Senior Muslim Brother Says Political Change in Arab World Could Result in a Unified International Muslim Brotherhood
|Publication Date||8 August 2011|
|Cite as||Jamestown Foundation, Senior Muslim Brother Says Political Change in Arab World Could Result in a Unified International Muslim Brotherhood, 8 August 2011, available at: http://www.refworld.org/docid/4e3fb2fc2.html [accessed 29 July 2014]|
|Disclaimer||This is not a UNHCR publication. UNHCR is not responsible for, nor does it necessarily endorse, its content. Any views expressed are solely those of the author or publisher and do not necessarily reflect those of UNHCR, the United Nations or its Member States.|
Having just returned to his native Egypt after 23 years of exile, prominent Muslim Brother Dr. Kamal al-Helbawi has spoken optimistically of the Brotherhood being able to take advantage of the momentous political shifts in the Arab world to form a united and international movement dedicated to the furtherance of moderate Sunni Islam in the political field. His remarks appeared in an interview with a pan-Arab daily (al-Sharq al-Awsat, June 1; June 5).
Al-Helbawi, who holds British citizenship, has studied in Pakistan, worked in Nigeria and Saudi Arabia, and has pursued business activities while leading or playing a major role in a number of British-based institutions such as the Center for the Study of Terrorism and the Global Civilizations Study Center. He has also been a prominent member of a number of British or international Muslim organizations while acting until recently as the Muslim Brotherhood's spokesman in the West.
Al-Helbawi notes that the Muslim Brotherhood lacks any international organization at present, though he describes this as a "Brotherhood dream," and one of the main goals of Brotherhood founder Hassan al-Banna (1906-1949). Efforts to increase international coordination have been stifled by pressure from security forces in Egypt, Syria, Libya and elsewhere in the Arab world, save for Jordan, where the movement is allowed to operate openly. However, al-Helbawi suggests that "after the revolution in Egypt, the revolutions in Libya, Tunisia, Syria and Bahrain, maybe matters could improve" and unification might be possible along the lines of "world socialism" or the "Zionist movement." "They all listen [to] and obey one amir or one official despite the particularities of each of the different countries, according to their laws and so on."
Al-Helbawi emphasizes that the Brotherhood does not seek confrontation with any regime, though unlike the Salafists, it sees a role in politics for Islam:
"The 'Brotherhood' does not agree with the saying: 'What belongs to Caesar belongs to Caesar and what belongs to God belongs to God.' It believes that everything belongs to God. Therefore, [former Egyptian president] al-Sadat's saying that 'there is no religion in politics and there is no politics in religion' is ridiculous. The 'Brotherhood' does not believe this. The call must continue because it is an order from God. There is also a need to participate in political action. The advantage that the "Brotherhood" sees in political action is that its members have been raised in a certain way and they have built a cultural, ideological, and jurisprudential structure that makes them different from those who have not received this education or training in the political field. This is something that is an asset to the people and the nation "
Al-Helbawi is the author of a number of Arabic language books on topics including "Global Strategies in the Afghan War," "American Politics in the Middle East" and "The Role of Muslim Youth in Reconstruction." He has also translated works by Imam al-Ghazali (1058-1111) and Shaykh Yusuf al-Qaradawi (a leading Muslim Brotherhood ideologue and religious scholar) into English.
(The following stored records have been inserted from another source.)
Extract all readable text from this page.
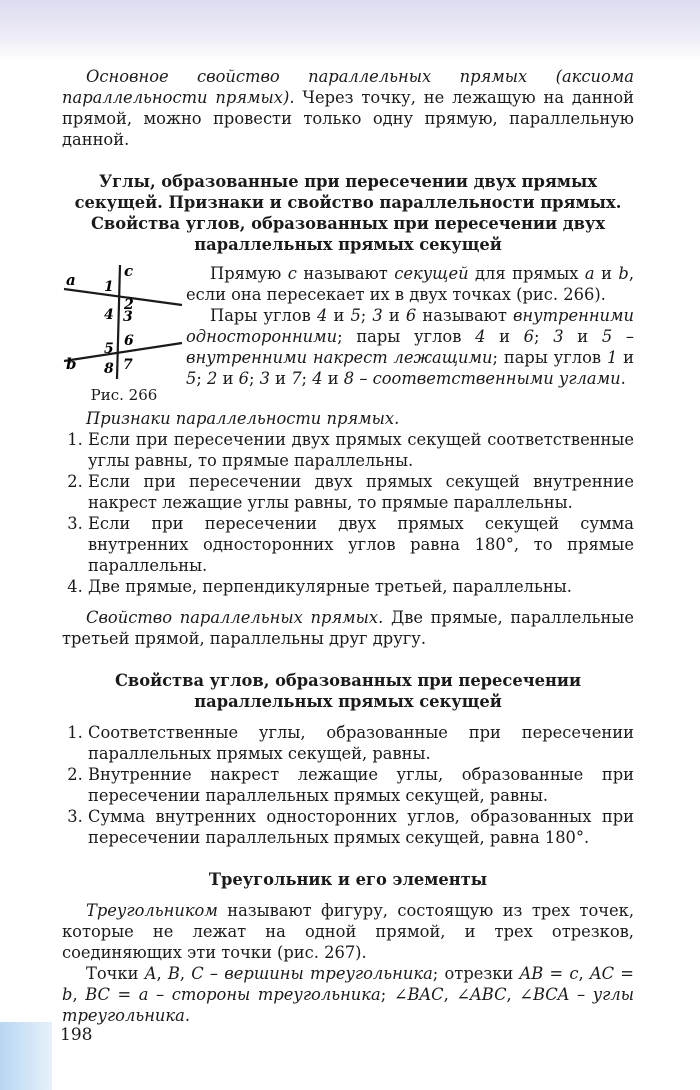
Основное свойство параллельных прямых (аксиома параллельности прямых). Через точку, не лежащую на данной прямой, можно провести только одну прямую, параллельную данной.

Углы, образованные при пересечении двух прямых
секущей. Признаки и свойство параллельности прямых.
Свойства углов, образованных при пересечении двух
параллельных прямых секущей
a
b
c
1
2
4 3
6
5
8 7
Рис. 266

Прямую c называют секущей для прямых a и b, если она пересекает их в двух точках (рис. 266).

Пары углов 4 и 5; 3 и 6 называют внутренними односторонними; пары углов 4 и 6; 3 и 5 – внутренними накрест лежащими; пары углов 1 и 5; 2 и 6; 3 и 7; 4 и 8 – соответственными углами.

Признаки параллельности прямых.

1. Если при пересечении двух прямых секущей соответственные углы равны, то прямые параллельны.
2. Если при пересечении двух прямых секущей внутренние накрест лежащие углы равны, то прямые параллельны.
3. Если при пересечении двух прямых секущей сумма внутренних односторонних углов равна 180°, то прямые параллельны.
4. Две прямые, перпендикулярные третьей, параллельны.

Свойство параллельных прямых. Две прямые, параллельные третьей прямой, параллельны друг другу.

Свойства углов, образованных при пересечении
параллельных прямых секущей
1. Соответственные углы, образованные при пересечении параллельных прямых секущей, равны.
2. Внутренние накрест лежащие углы, образованные при пересечении параллельных прямых секущей, равны.
3. Сумма внутренних односторонних углов, образованных при пересечении параллельных прямых секущей, равна 180°.
Треугольник и его элементы

Треугольником называют фигуру, состоящую из трех точек, которые не лежат на одной прямой, и трех отрезков, соединяющих эти точки (рис. 267).

Точки A, B, C – вершины треугольника; отрезки AB = c, AC = b, BC = a – стороны треугольника; ∠BAC, ∠ABC, ∠BCA – углы треугольника.

198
In 2008, al-Helbawi organized a meeting between Shaykh al-Qaradawi and a group of rabbis belonging to Neturei Karta (lit. "Guardians of the City"), an anti-Zionist Orthodox Jewish movement. The group believes the founding of Israel transformed the Jewish movement into a Zionist nationalist movement, in violation of the Torah (al-Sharq al-Awsat, May 3, 2008). More recently, al-Helbawi accused Israel of foreign intervention in the Egyptian "February 25 Revolution" by destroying a gas pipeline in the hope Egypt's revolutionaries would be accused of using explosives, discrediting their peaceful protests (al-Alam TV [Tehran], February 7).